Empresas que lidam com um grande volume de dados enfrentam o desafio de escolher a melhor maneira de manter um backup. Ainda que seja uma tecnologia criada há mais de 50 anos, as fitas magnéticas ainda valem a pena em alguns casos. Isso porque, embora exija alguns cuidados especiais, é uma ferramenta com custos menores, durável, portátil e segura contra ameaças online.
As primeiras fitas magnéticas começaram a ser usadas para armazenamento em meados de 1980, quando a IBM e a DEC colocaram esse tipo de fita em uma única bobina em cartucho fechado. Ainda que tivessem o mesmo tamanho, a tecnologia era diferente, portanto, as fitas das marcas não eram compatíveis entre si. Só em 1990, foi criada a fita tipo LTO, que tem padrão aberto e é usada até hoje pelas companhias.
A versão mais recente foi lançada em 2021, a LTO-9, e tem capacidade de guardar 45 TB de dados compactados – ou 18 TB de documentos descompactados – em um único cartucho. Inclusive, a tecnologia atual permite que as informações sejam criptografadas, assim, mesmo que pessoas sem autorização tenham acesso às fitas, elas não conseguirão desvendar o que há armazenado.
Outra vantagem do backup em fitas magnéticas é a durabilidade. Em condições adequadas de armazenamento, elas podem durar até 30 anos, enquanto o tempo médio de hardwares mais modernos é menor. Dados salvos em HDs têm durabilidade média de cinco anos, já em memórias flash, de cinco a dez anos, e DVDs ou CDs, de dois a dez anos, dependendo da forma de gravação.
Custos e riscos menores
Ainda que o investimento inicial possa ser alto, a longo prazo, o custo-benefício do backup em fitas magnéticas é positivo. Segundo a IBM, a manutenção de 1 GB de informações nesses cartuchos custa aproximadamente US$ 0,60 por mês, ou seja, 1 TB chega a US$ 5,90 – cerca de R$ 30. O mesmo volume em um plano individual da Microsoft sai a pelo menos R$ 36.

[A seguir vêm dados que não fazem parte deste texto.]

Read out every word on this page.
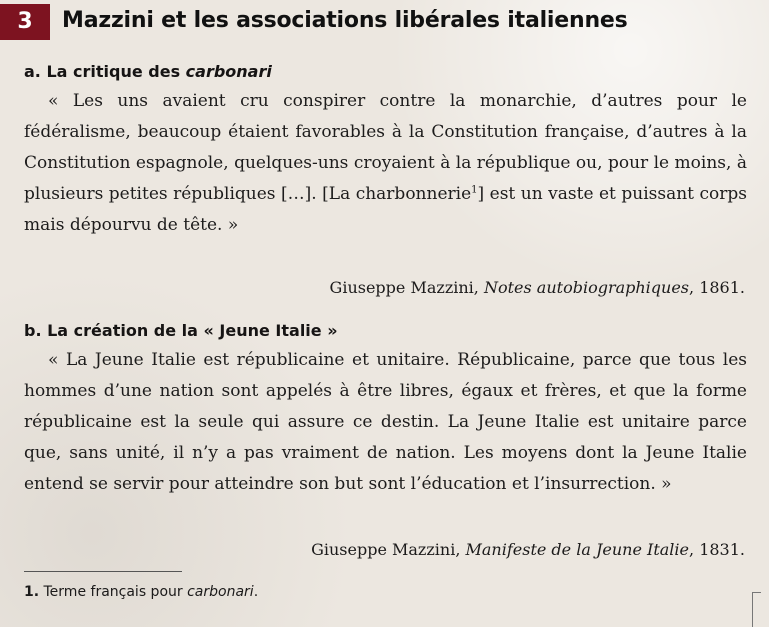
3	Mazzini et les associations libérales italiennes
a. La critique des carbonari

« Les uns avaient cru conspirer contre la monarchie, d’autres pour le fédéralisme, beaucoup étaient favorables à la Constitution française, d’autres à la Constitution espagnole, quelques-uns croyaient à la république ou, pour le moins, à plusieurs petites républiques […]. [La charbonnerie$^1$] est un vaste et puissant corps mais dépourvu de tête. »

Giuseppe Mazzini, Notes autobiographiques, 1861.
b. La création de la « Jeune Italie »

« La Jeune Italie est républicaine et unitaire. Républicaine, parce que tous les hommes d’une nation sont appelés à être libres, égaux et frères, et que la forme républicaine est la seule qui assure ce destin. La Jeune Italie est unitaire parce que, sans unité, il n’y a pas vraiment de nation. Les moyens dont la Jeune Italie entend se servir pour atteindre son but sont l’éducation et l’insurrection. »

Giuseppe Mazzini, Manifeste de la Jeune Italie, 1831.
1. Terme français pour carbonari.
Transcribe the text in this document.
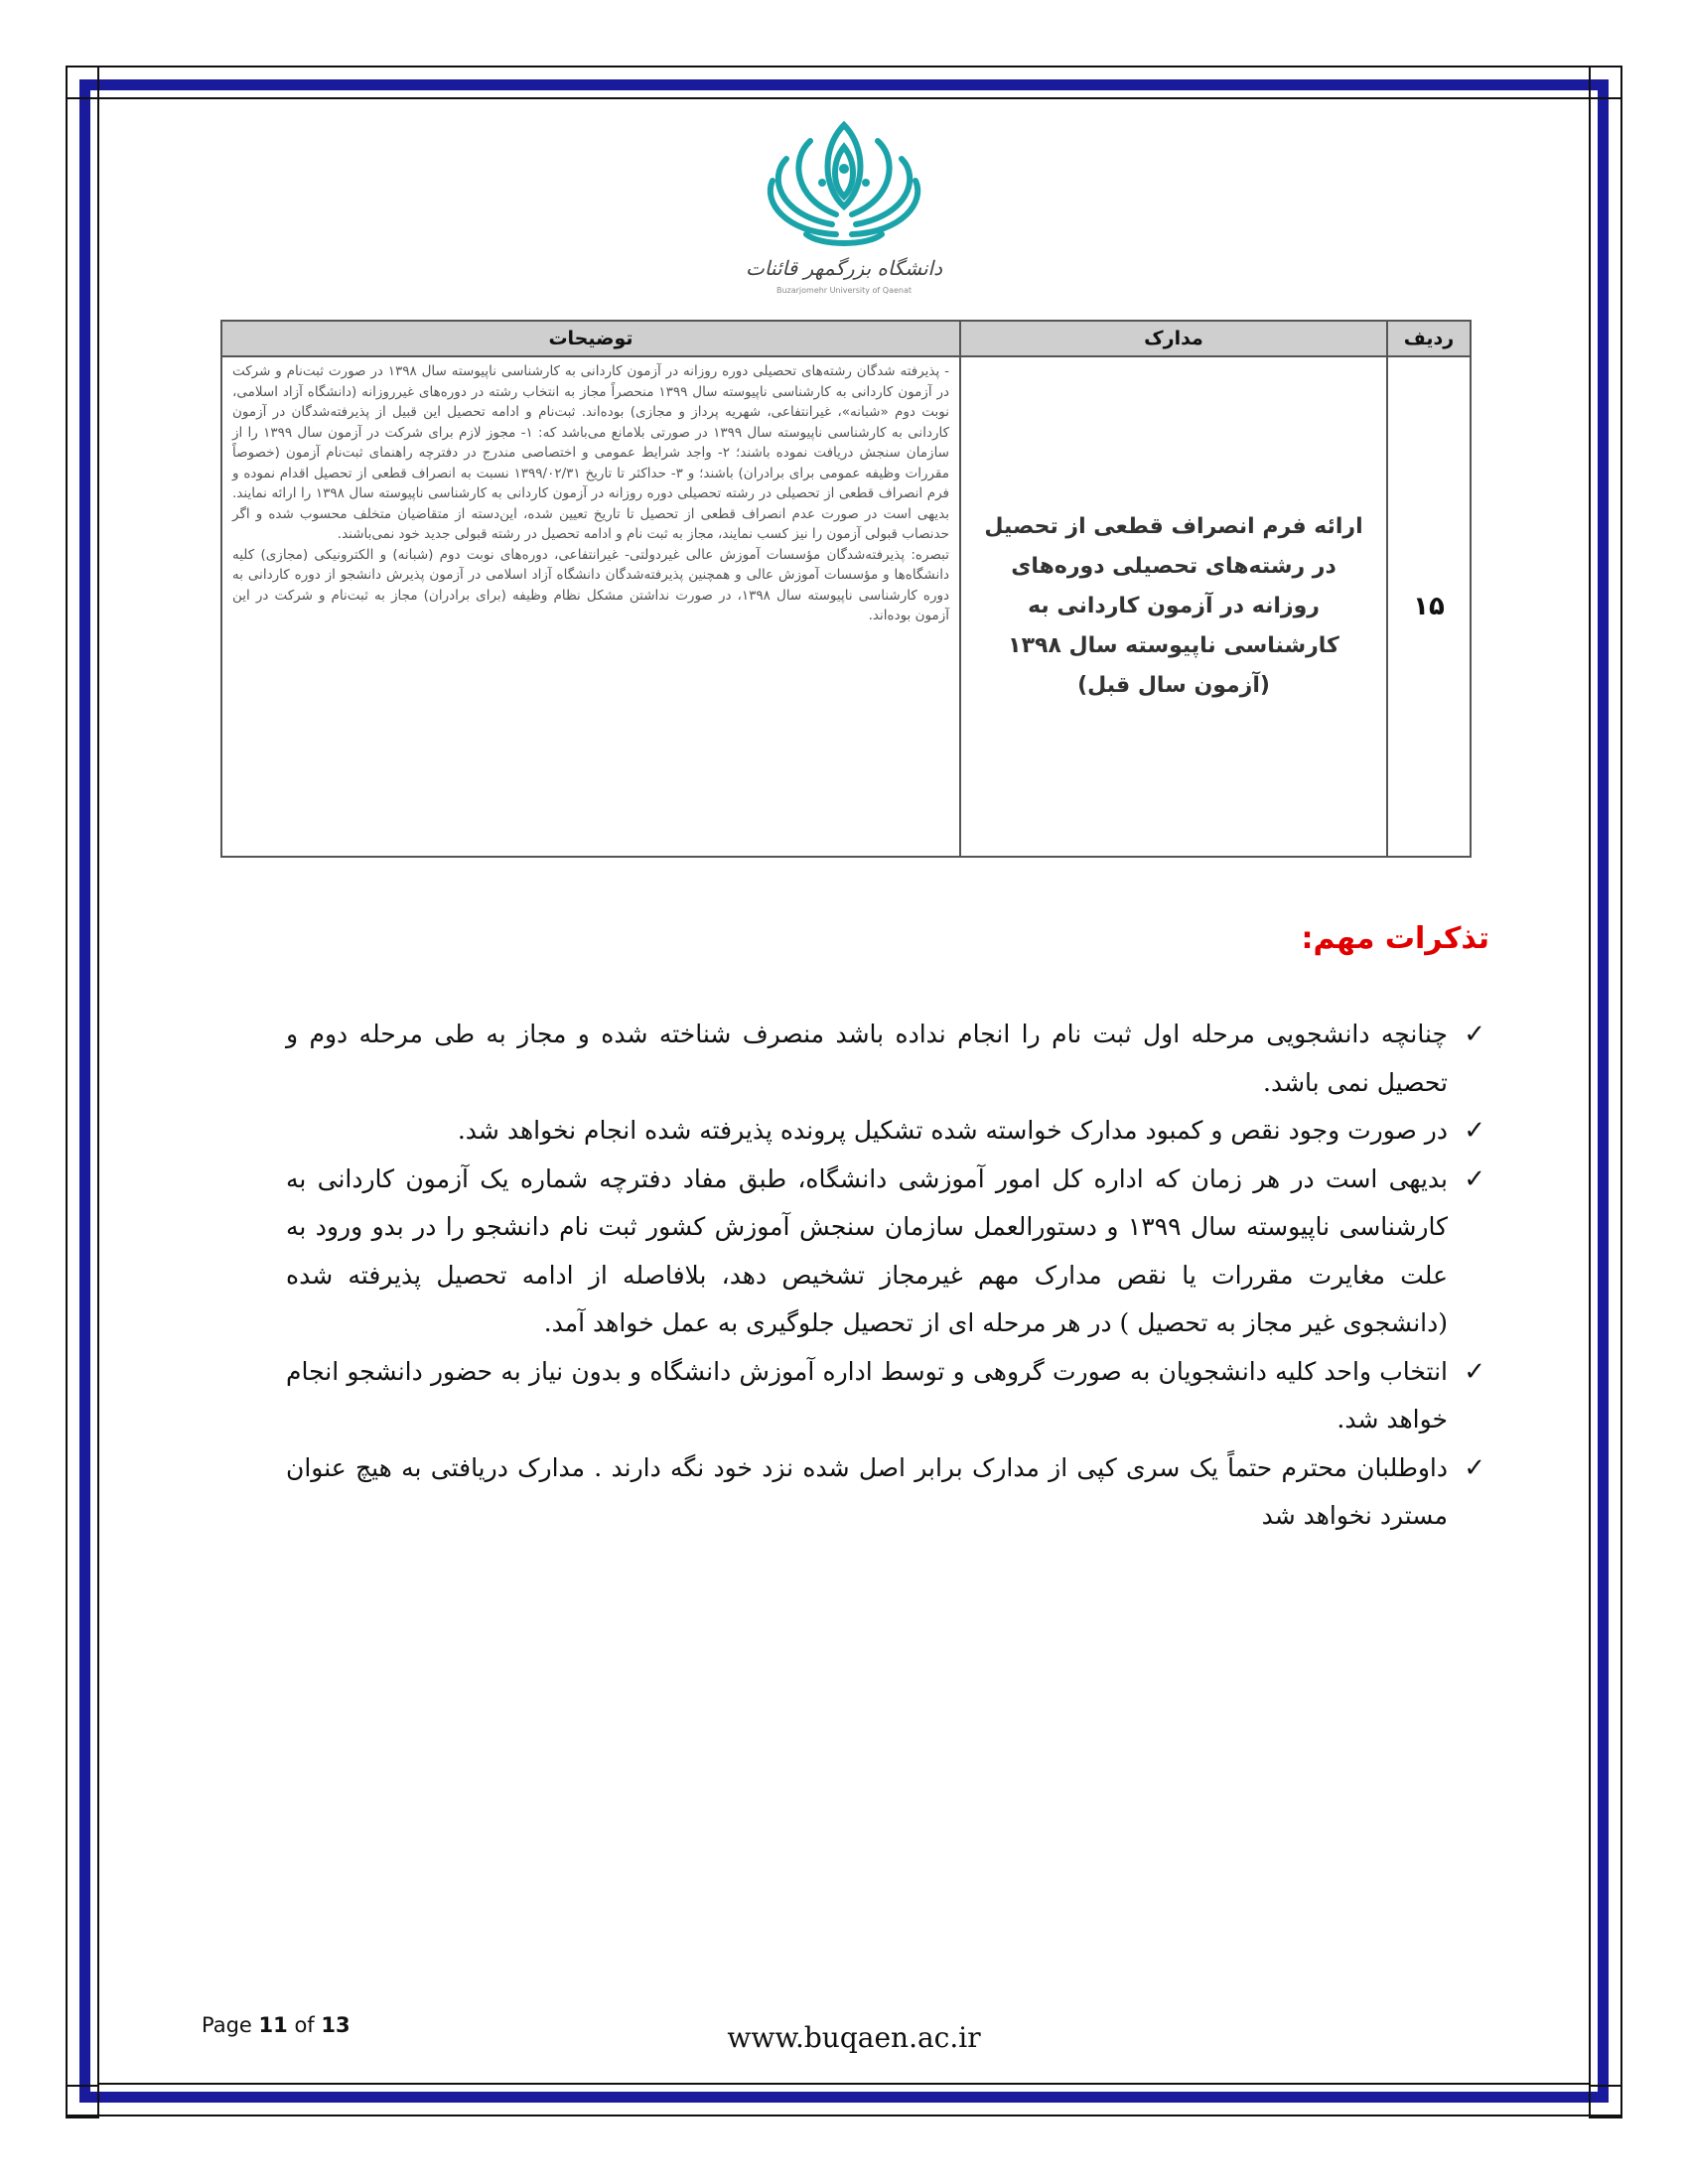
دانشگاه بزرگمهر قائنات
Buzarjomehr University of Qaenat
ردیف	مدارک	توضیحات
۱۵	ارائه فرم انصراف قطعی از تحصیل در رشته‌های تحصیلی دوره‌های روزانه در آزمون کاردانی به کارشناسی ناپیوسته سال ۱۳۹۸ (آزمون سال قبل)	- پذیرفته شدگان رشته‌های تحصیلی دوره روزانه در آزمون کاردانی به کارشناسی ناپیوسته سال ۱۳۹۸ در صورت ثبت‌نام و شرکت در آزمون کاردانی به کارشناسی ناپیوسته سال ۱۳۹۹ منحصراً مجاز به انتخاب رشته در دوره‌های غیرروزانه (دانشگاه آزاد اسلامی، نوبت دوم «شبانه»، غیرانتفاعی، شهریه پرداز و مجازی) بوده‌اند. ثبت‌نام و ادامه تحصیل این قبیل از پذیرفته‌شدگان در آزمون کاردانی به کارشناسی ناپیوسته سال ۱۳۹۹ در صورتی بلامانع می‌باشد که: ۱- مجوز لازم برای شرکت در آزمون سال ۱۳۹۹ را از سازمان سنجش دریافت نموده باشند؛ ۲- واجد شرایط عمومی و اختصاصی مندرج در دفترچه راهنمای ثبت‌نام آزمون (خصوصاً مقررات وظیفه عمومی برای برادران) باشند؛ و ۳- حداکثر تا تاریخ ۱۳۹۹/۰۲/۳۱ نسبت به انصراف قطعی از تحصیل اقدام نموده و فرم انصراف قطعی از تحصیلی در رشته تحصیلی دوره روزانه در آزمون کاردانی به کارشناسی ناپیوسته سال ۱۳۹۸ را ارائه نمایند. بدیهی است در صورت عدم انصراف قطعی از تحصیل تا تاریخ تعیین شده، این‌دسته از متقاضیان متخلف محسوب شده و اگر حدنصاب قبولی آزمون را نیز کسب نمایند، مجاز به ثبت نام و ادامه تحصیل در رشته قبولی جدید خود نمی‌باشند.

تبصره: پذیرفته‌شدگان مؤسسات آموزش عالی غیردولتی- غیرانتفاعی، دوره‌های نوبت دوم (شبانه) و الکترونیکی (مجازی) کلیه دانشگاه‌ها و مؤسسات آموزش عالی و همچنین پذیرفته‌شدگان دانشگاه آزاد اسلامی در آزمون پذیرش دانشجو از دوره کاردانی به دوره کارشناسی ناپیوسته سال ۱۳۹۸، در صورت نداشتن مشکل نظام وظیفه (برای برادران) مجاز به ثبت‌نام و شرکت در این آزمون بوده‌اند.

تذکرات مهم:
✓
چنانچه دانشجویی مرحله اول ثبت نام را انجام نداده باشد منصرف شناخته شده و مجاز به طی مرحله دوم و تحصیل نمی باشد.
✓
در صورت وجود نقص و کمبود مدارک خواسته شده تشکیل پرونده پذیرفته شده انجام نخواهد شد.
✓
بدیهی است در هر زمان که اداره کل امور آموزشی دانشگاه، طبق مفاد دفترچه شماره یک آزمون کاردانی به کارشناسی ناپیوسته سال ۱۳۹۹ و دستورالعمل سازمان سنجش آموزش کشور ثبت نام دانشجو را در بدو ورود به علت مغایرت مقررات یا نقص مدارک مهم غیرمجاز تشخیص دهد، بلافاصله از ادامه تحصیل پذیرفته شده (دانشجوی غیر مجاز به تحصیل ) در هر مرحله ای از تحصیل جلوگیری به عمل خواهد آمد.
✓
انتخاب واحد کلیه دانشجویان به صورت گروهی و توسط اداره آموزش دانشگاه و بدون نیاز به حضور دانشجو انجام خواهد شد.
✓
داوطلبان محترم حتماً یک سری کپی از مدارک برابر اصل شده نزد خود نگه دارند . مدارک دریافتی به هیچ عنوان مسترد نخواهد شد
Page 11 of 13	www.buqaen.ac.ir
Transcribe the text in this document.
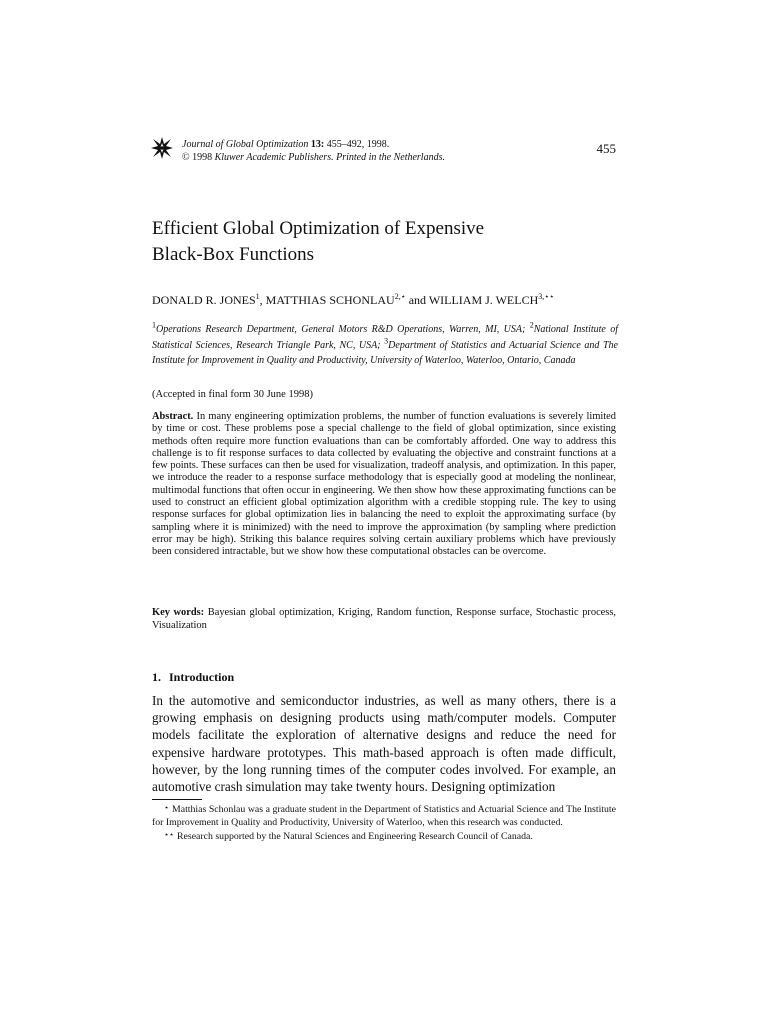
Journal of Global Optimization 13: 455–492, 1998.
© 1998 Kluwer Academic Publishers. Printed in the Netherlands.
455
Efficient Global Optimization of Expensive
Black-Box Functions
DONALD R. JONES$^1$, MATTHIAS $SCHONLAU^{2,⋆}$ and WILLIAM J. $WELCH^{3,⋆⋆}$
$^1$Operations Research Department, General Motors R&D Operations, Warren, MI, USA; $^2$National Institute of Statistical Sciences, Research Triangle Park, NC, USA; $^3$Department of Statistics and Actuarial Science and The Institute for Improvement in Quality and Productivity, University of Waterloo, Waterloo, Ontario, Canada
(Accepted in final form 30 June 1998)
Abstract. In many engineering optimization problems, the number of function evaluations is severely limited by time or cost. These problems pose a special challenge to the field of global optimization, since existing methods often require more function evaluations than can be comfortably afforded. One way to address this challenge is to fit response surfaces to data collected by evaluating the objective and constraint functions at a few points. These surfaces can then be used for visualization, tradeoff analysis, and optimization. In this paper, we introduce the reader to a response surface methodology that is especially good at modeling the nonlinear, multimodal functions that often occur in engineering. We then show how these approximating functions can be used to construct an efficient global optimization algorithm with a credible stopping rule. The key to using response surfaces for global optimization lies in balancing the need to exploit the approximating surface (by sampling where it is minimized) with the need to improve the approximation (by sampling where prediction error may be high). Striking this balance requires solving certain auxiliary problems which have previously been considered intractable, but we show how these computational obstacles can be overcome.
Key words: Bayesian global optimization, Kriging, Random function, Response surface, Stochastic process, Visualization
1. Introduction
In the automotive and semiconductor industries, as well as many others, there is a growing emphasis on designing products using math/computer models. Computer models facilitate the exploration of alternative designs and reduce the need for expensive hardware prototypes. This math-based approach is often made difficult, however, by the long running times of the computer codes involved. For example, an automotive crash simulation may take twenty hours. Designing optimization

⋆ Matthias Schonlau was a graduate student in the Department of Statistics and Actuarial Science and The Institute for Improvement in Quality and Productivity, University of Waterloo, when this research was conducted.

⋆⋆ Research supported by the Natural Sciences and Engineering Research Council of Canada.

Esse armazenamento também é seguro contra ransomware (tipo de malware que sequestra dados) e outras modalidades de ataque hacker. Além disso, as fitas magnéticas podem ser guardadas em data centers fora da empresa e, pelos cartuchos serem pequenos, ocupam pouco espaço. Desse modo, mesmo que alguma intempérie atinja o escritório, como inundações ou incêndios, as informações estarão seguras.
Desvantagens
Assim como outros meios de armazenamento, o backup em fitas magnéticas tem algumas desvantagens. Uma delas é a lentidão na busca de dados, já que é necessário localizar em qual cartucho e, depois, em qual ponto da fita os elementos estão. Em outros modelos, como a nuvem, a informação pode ser encontrada em questão de segundos. Portanto, se o seu negócio requer agilidade no trato de dados, essa talvez não seja a melhor opção.
Conforme mencionado, o investimento inicial pode ser alto caso sua empresa ainda não tenha as fitas magnéticas e equipamentos para leitura. E, apesar dos data centers terem diversos protocolos de segurança, os cartuchos podem sofrer danos físicos em razão de umidade e altas temperaturas, por exemplo, danificando o conteúdo.
Backup em fitas magnéticas – ainda vale a pena?
Depende. Porém, considerando que é uma tecnologia com mais de 50 anos, ainda é um sistema que funciona bem na atualidade. A decisão pelo melhor tipo de backup depende das necessidades de cada companhia, já que o processo está incluído em uma estratégia muito maior que envolve a proteção de dados. Portanto, a melhor escolha é colocar prós e contras no papel antes de tomar qualquer decisão.